Cruciale a tal fine, nel progetto, l’inclusione di una serie di sistemi per il deflusso e filtratura dell’aria proveniente dal denso sottosuolo, così da facilitare lo scorrimento previa degna filtratura dell’eccesso e annullamento di alcun possibile proposito d’inquinamento.
Non sempre ci rendiamo conto del grado di complessità necessario in grado di permeare ogni recesso funzionale delle nostre comodità moderne. Né delle logiche scalari che entrano in gioco, ogni qual volta la popolazione collettiva di un sito aumenta di una sufficiente quantità d’individui. Centinaia di migliaia, milioni di utilizzatori che si aggiungono alle moltitudini, modificando in modo rilevante la portata necessaria dei meccanismi. Il cui aggiornamento finisce, inevitabilmente, per comportare un ribaltamento dei paradigmi.

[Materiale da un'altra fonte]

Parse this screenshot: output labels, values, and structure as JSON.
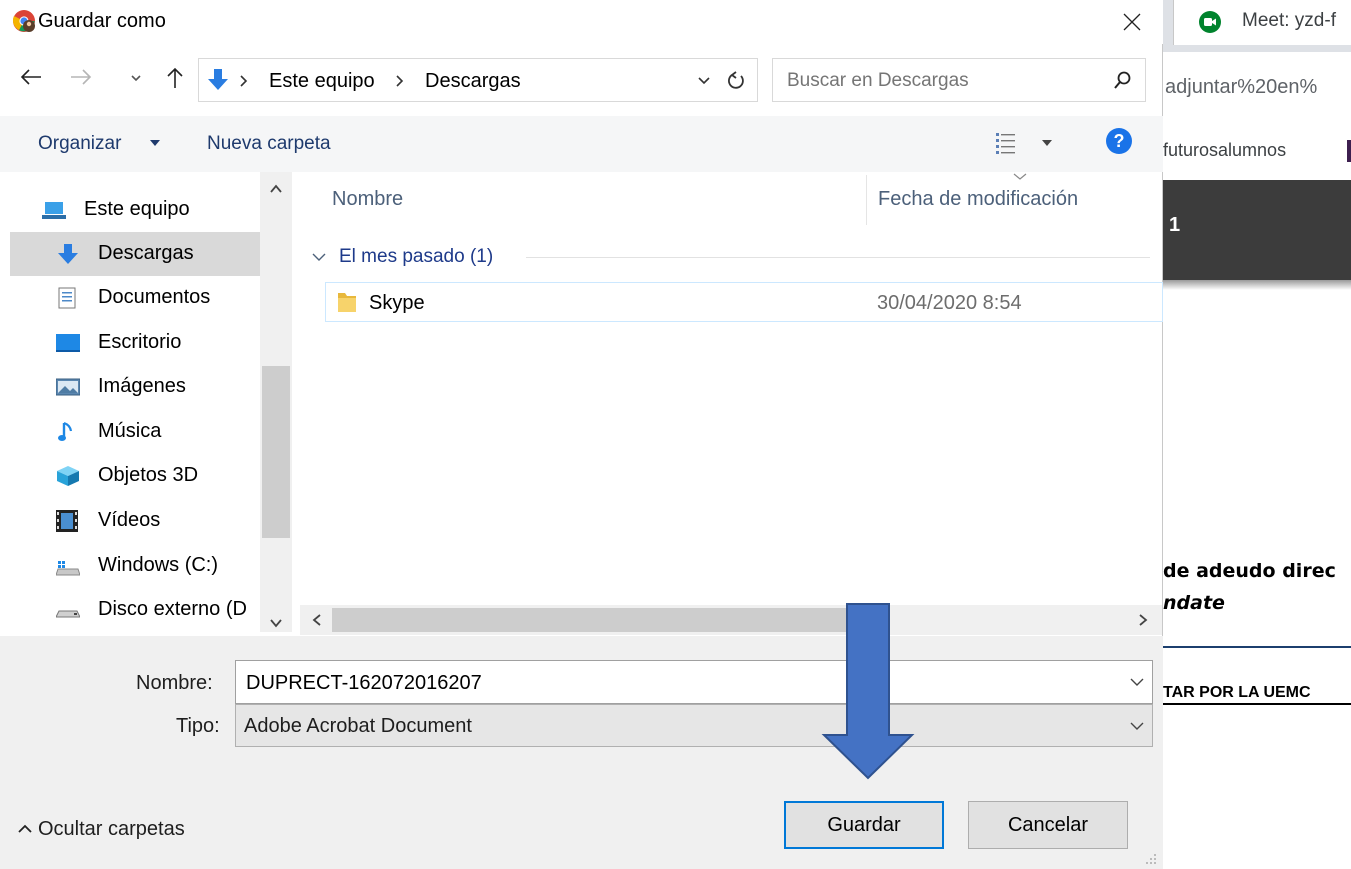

Perché dove potrebbe mai trovare, una città della grandezza di Londra, 5 miliardi per aumentare radicalmente la portata delle proprie fognature? La risposta è che almeno in parte, un contributo dovrà giungere dagli stessi utenti della compagnia idrica Thames Water: “appena” 25 sterline aggiunte sulla bolletta di ognuno. C’è pur sempre un vantaggio, ad essere 8,866 milioni al censo del 2022, probabilmente in aumento. Da cui deriva, ad ogni tirata dello sciacquone societario metaforicamente condiviso, una latente ed altrettanto significativa responsabilità finale.